The 950 ton, 175-foot span foot bridge fell onto the roadway crushing cars that were waiting at a red light at 8th Street and 109th Avenue.
The bridge was built on the side of the roadway using FIU's "Accelerated Bridge Construction (ABC) technology". The construction contract was awarded to a minority contractor based in Miami.
The bridge would have connected FIU University to Miami's Sweetwater neighborhood, allowing students and faculty to cross safely over the busy street, where an 18-year-old FIU student was struck by a car and killed last year.
"It is exactly the opposite of what we had intended, and we want to express our deepest condolences to the family and loved ones of those who have been affected," said FIU President Mark Rosenberg in a video.
Construction crews took just 7 hours to hoist the bridge span into place over the road on Saturday.
The bridge was designed to be supported from above by a system of thick steel cables (see illustration) and a reinforced concrete center support column. But the cables had not been installed yet.
On March 13, FIU president Rosenberg tweeted this photo of the bridge sitting on red construction equipment by the side of the road. That equipment was removed when the bridge was swung into place over the road with no cables to hold it up.
In theory, the bridge span should have supported its own weight until the cables were installed. But in reality, a bridge without center support will buckle under its own weight and collapse.

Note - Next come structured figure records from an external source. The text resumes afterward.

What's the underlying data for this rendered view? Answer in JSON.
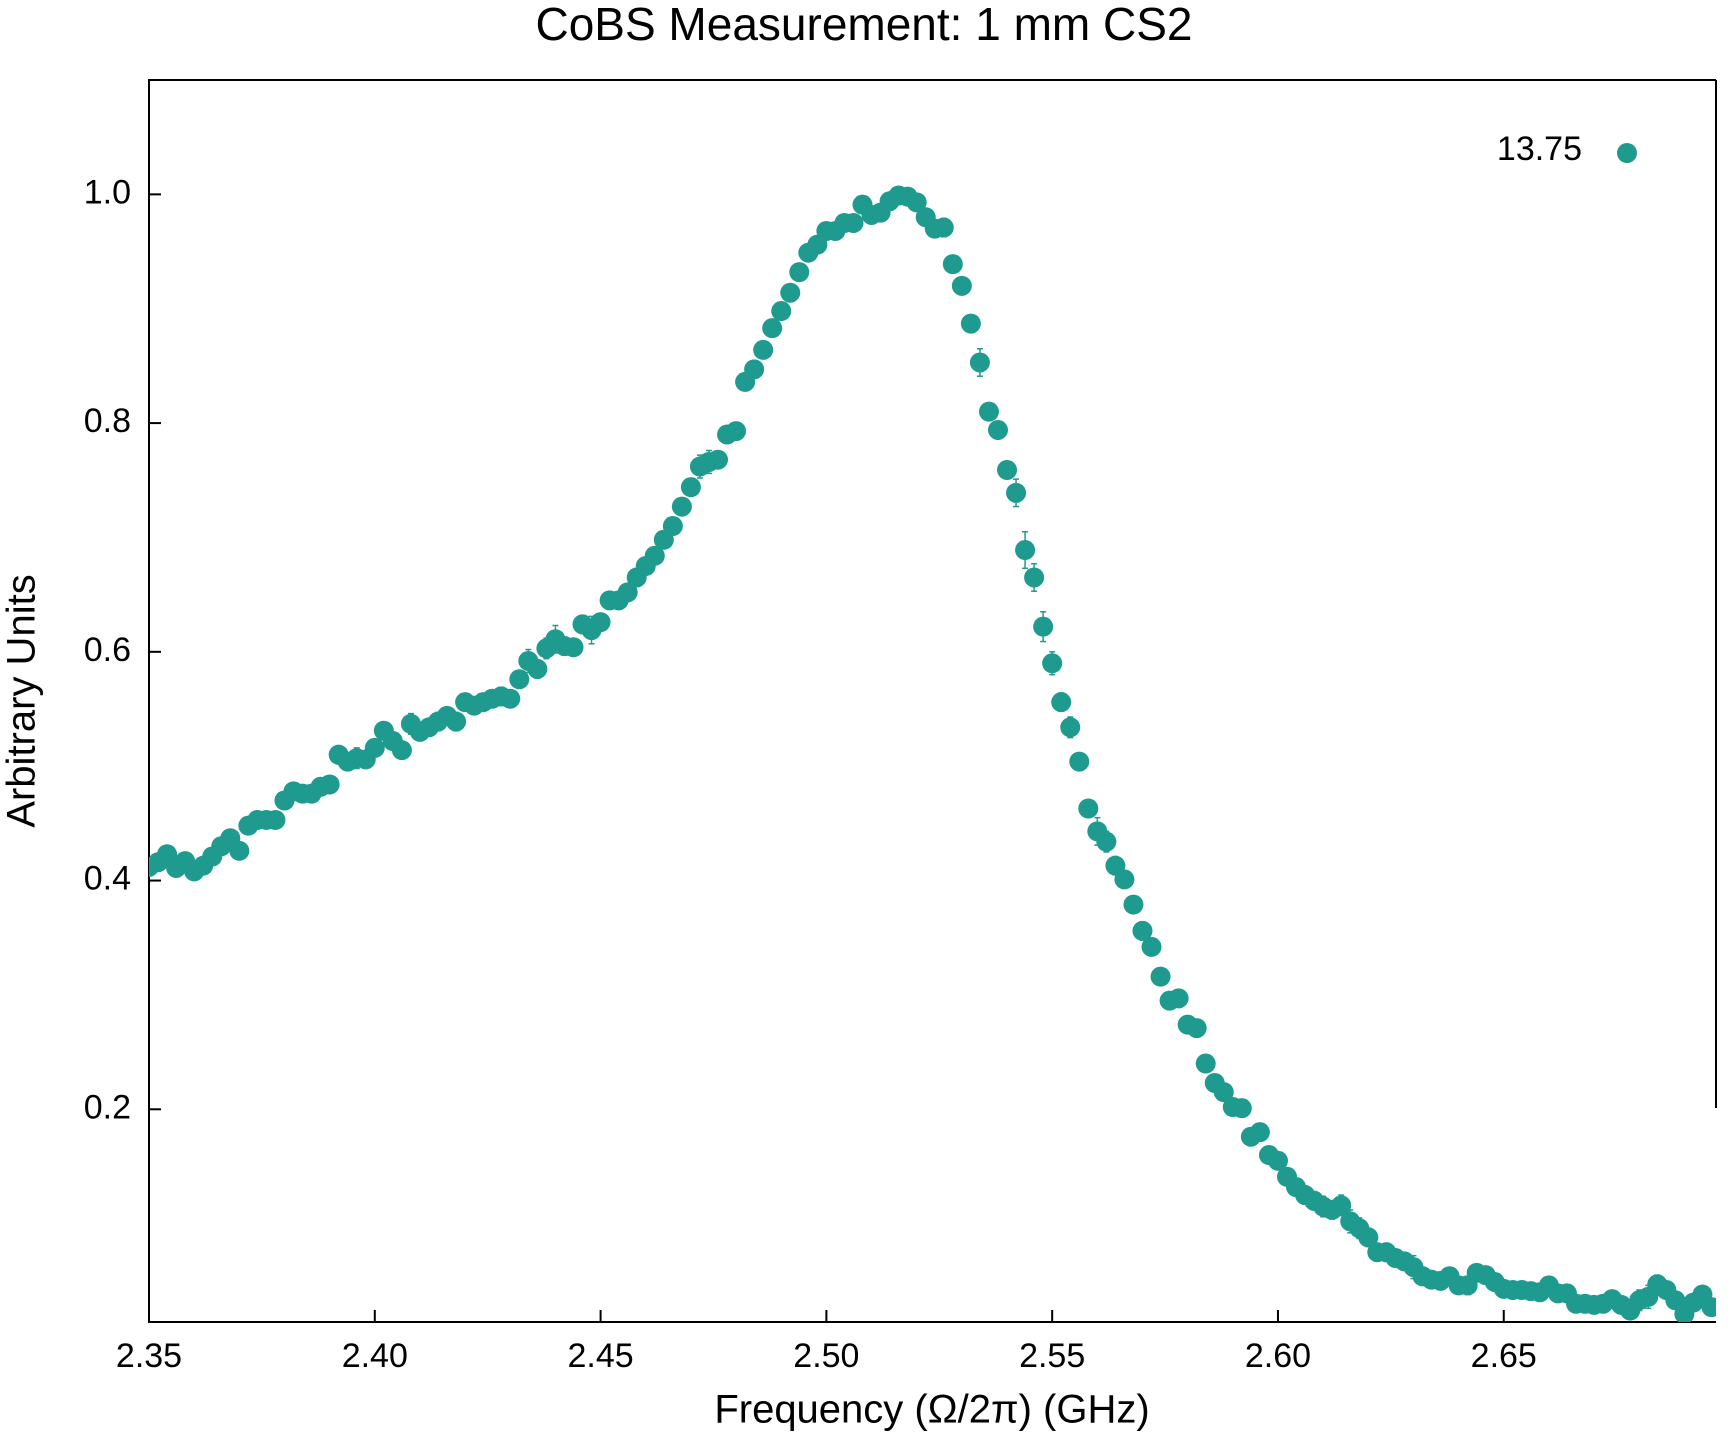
{
  "chart_data": {
    "type": "scatter",
    "title": "CoBS Measurement: 1 mm CS2",
    "x_label": "Frequency (Ω/2π) (GHz)",
    "y_label": "Arbitrary Units",
    "xlim": [
      2.35,
      2.697
    ],
    "ylim": [
      0.014,
      1.1
    ],
    "xticks": [
      2.35,
      {
        "value": 2.4,
        "label": "2.40"
      },
      2.45,
      {
        "value": 2.5,
        "label": "2.50"
      },
      2.55,
      {
        "value": 2.6,
        "label": "2.60"
      },
      2.65
    ],
    "yticks": [
      0.2,
      0.4,
      0.6,
      0.8,
      {
        "value": 1,
        "label": "1.0"
      }
    ],
    "legend": "upper right",
    "x": [
      2.35,
      2.352,
      2.354,
      2.356,
      2.358,
      2.36,
      2.362,
      2.364,
      2.366,
      2.368,
      2.37,
      2.372,
      2.374,
      2.376,
      2.378,
      2.38,
      2.382,
      2.384,
      2.386,
      2.388,
      2.39,
      2.392,
      2.394,
      2.396,
      2.398,
      2.4,
      2.402,
      2.404,
      2.406,
      2.408,
      2.41,
      2.412,
      2.414,
      2.416,
      2.418,
      2.42,
      2.422,
      2.424,
      2.426,
      2.428,
      2.43,
      2.432,
      2.434,
      2.436,
      2.438,
      2.44,
      2.442,
      2.444,
      2.446,
      2.448,
      2.45,
      2.452,
      2.454,
      2.456,
      2.458,
      2.46,
      2.462,
      2.464,
      2.466,
      2.468,
      2.47,
      2.472,
      2.474,
      2.476,
      2.478,
      2.48,
      2.482,
      2.484,
      2.486,
      2.488,
      2.49,
      2.492,
      2.494,
      2.496,
      2.498,
      2.5,
      2.502,
      2.504,
      2.506,
      2.508,
      2.51,
      2.512,
      2.514,
      2.516,
      2.518,
      2.52,
      2.522,
      2.524,
      2.526,
      2.528,
      2.53,
      2.532,
      2.534,
      2.536,
      2.538,
      2.54,
      2.542,
      2.544,
      2.546,
      2.548,
      2.55,
      2.552,
      2.554,
      2.556,
      2.558,
      2.56,
      2.562,
      2.564,
      2.566,
      2.568,
      2.57,
      2.572,
      2.574,
      2.576,
      2.578,
      2.58,
      2.582,
      2.584,
      2.586,
      2.588,
      2.59,
      2.592,
      2.594,
      2.596,
      2.598,
      2.6,
      2.602,
      2.604,
      2.606,
      2.608,
      2.61,
      2.612,
      2.614,
      2.616,
      2.618,
      2.62,
      2.622,
      2.624,
      2.626,
      2.628,
      2.63,
      2.632,
      2.634,
      2.636,
      2.638,
      2.64,
      2.642,
      2.644,
      2.646,
      2.648,
      2.65,
      2.652,
      2.654,
      2.656,
      2.658,
      2.66,
      2.662,
      2.664,
      2.666,
      2.668,
      2.67,
      2.672,
      2.674,
      2.676,
      2.678,
      2.68,
      2.682,
      2.684,
      2.686,
      2.688,
      2.69,
      2.692,
      2.694,
      2.696,
      2.698
    ],
    "series": [
      {
        "name": "13.75",
        "color": "#1f9a8f",
        "values": [
          0.412,
          0.416,
          0.423,
          0.411,
          0.417,
          0.408,
          0.413,
          0.421,
          0.43,
          0.437,
          0.426,
          0.448,
          0.453,
          0.453,
          0.453,
          0.47,
          0.478,
          0.476,
          0.476,
          0.482,
          0.484,
          0.51,
          0.504,
          0.507,
          0.506,
          0.516,
          0.531,
          0.522,
          0.514,
          0.537,
          0.53,
          0.534,
          0.539,
          0.544,
          0.539,
          0.556,
          0.553,
          0.556,
          0.559,
          0.561,
          0.559,
          0.576,
          0.592,
          0.585,
          0.603,
          0.611,
          0.605,
          0.604,
          0.624,
          0.619,
          0.626,
          0.645,
          0.645,
          0.652,
          0.665,
          0.675,
          0.684,
          0.698,
          0.71,
          0.727,
          0.744,
          0.762,
          0.766,
          0.768,
          0.79,
          0.793,
          0.836,
          0.847,
          0.864,
          0.883,
          0.898,
          0.914,
          0.932,
          0.949,
          0.956,
          0.968,
          0.968,
          0.975,
          0.975,
          0.991,
          0.982,
          0.984,
          0.994,
          0.999,
          0.998,
          0.993,
          0.98,
          0.97,
          0.971,
          0.939,
          0.92,
          0.887,
          0.853,
          0.81,
          0.794,
          0.759,
          0.739,
          0.689,
          0.665,
          0.622,
          0.59,
          0.556,
          0.534,
          0.504,
          0.463,
          0.443,
          0.434,
          0.413,
          0.401,
          0.379,
          0.356,
          0.342,
          0.316,
          0.295,
          0.297,
          0.274,
          0.271,
          0.24,
          0.223,
          0.215,
          0.202,
          0.201,
          0.176,
          0.18,
          0.16,
          0.155,
          0.141,
          0.132,
          0.125,
          0.12,
          0.115,
          0.112,
          0.116,
          0.102,
          0.096,
          0.088,
          0.075,
          0.075,
          0.07,
          0.067,
          0.062,
          0.054,
          0.051,
          0.05,
          0.054,
          0.046,
          0.046,
          0.057,
          0.055,
          0.049,
          0.043,
          0.042,
          0.042,
          0.041,
          0.04,
          0.046,
          0.039,
          0.039,
          0.03,
          0.03,
          0.029,
          0.03,
          0.034,
          0.029,
          0.024,
          0.033,
          0.036,
          0.047,
          0.042,
          0.033,
          0.021,
          0.031,
          0.038,
          0.027
        ],
        "errors": [
          0.004,
          0.004,
          0.005,
          0.004,
          0.004,
          0.005,
          0.004,
          0.004,
          0.005,
          0.006,
          0.004,
          0.005,
          0.004,
          0.004,
          0.004,
          0.005,
          0.004,
          0.005,
          0.006,
          0.005,
          0.004,
          0.008,
          0.006,
          0.009,
          0.006,
          0.005,
          0.006,
          0.005,
          0.005,
          0.009,
          0.005,
          0.007,
          0.008,
          0.007,
          0.008,
          0.006,
          0.006,
          0.006,
          0.006,
          0.008,
          0.006,
          0.006,
          0.01,
          0.008,
          0.009,
          0.012,
          0.008,
          0.006,
          0.008,
          0.012,
          0.007,
          0.005,
          0.006,
          0.006,
          0.006,
          0.005,
          0.006,
          0.007,
          0.007,
          0.006,
          0.006,
          0.01,
          0.01,
          0.007,
          0.005,
          0.006,
          0.005,
          0.005,
          0.005,
          0.005,
          0.005,
          0.005,
          0.005,
          0.005,
          0.005,
          0.005,
          0.005,
          0.006,
          0.006,
          0.005,
          0.005,
          0.005,
          0.005,
          0.004,
          0.005,
          0.005,
          0.006,
          0.006,
          0.008,
          0.005,
          0.005,
          0.006,
          0.012,
          0.007,
          0.005,
          0.007,
          0.012,
          0.016,
          0.012,
          0.013,
          0.01,
          0.008,
          0.009,
          0.007,
          0.007,
          0.012,
          0.009,
          0.008,
          0.007,
          0.007,
          0.008,
          0.006,
          0.006,
          0.005,
          0.005,
          0.005,
          0.005,
          0.005,
          0.005,
          0.006,
          0.007,
          0.005,
          0.006,
          0.005,
          0.005,
          0.006,
          0.007,
          0.007,
          0.008,
          0.008,
          0.009,
          0.008,
          0.009,
          0.01,
          0.009,
          0.008,
          0.006,
          0.008,
          0.007,
          0.007,
          0.01,
          0.008,
          0.006,
          0.007,
          0.006,
          0.007,
          0.008,
          0.006,
          0.006,
          0.006,
          0.005,
          0.005,
          0.006,
          0.005,
          0.005,
          0.006,
          0.005,
          0.005,
          0.007,
          0.006,
          0.005,
          0.005,
          0.005,
          0.006,
          0.007,
          0.009,
          0.01,
          0.008,
          0.006,
          0.006,
          0.007,
          0.006,
          0.006
        ]
      }
    ]
  }
}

A monitoring company responded to criticism from Twitter users after deleting the above tweet on Thursday.
BDI Test released a statement confirming it was hired by the crane company to monitor the stress on the bridge after it was hoisted into place on Saturday. The company wrapped up its work nearly a week before the walkway collapsed.
"BDI was contracted to conduct monitoring while the bridge was moved into place," the company stressed in a post on its website Thursday. "BDI was not involved in the bridge’s design or construction and no BDI personnel or equipment were onsite at the time of the incident."
The foot bridge was scheduled to open for pedestrians and cyclists in 2019.
The deadliest fail of a suspension or cable stayed walkway in the U.S. occurred on July 17, 1981 at the Hyatt Regency in Kansas City, Missouri.
2 walkways, one directly above the other, collapsed onto a tea dance party in the hotel lobby, killing 114 people and injuring 216.
The official cause of the deadly Kansas City walkway collapse was "Structural overload resulting from design flaws." All engineers involved in the design and construction of the Hyatt Regency walkways lost their engineering licenses.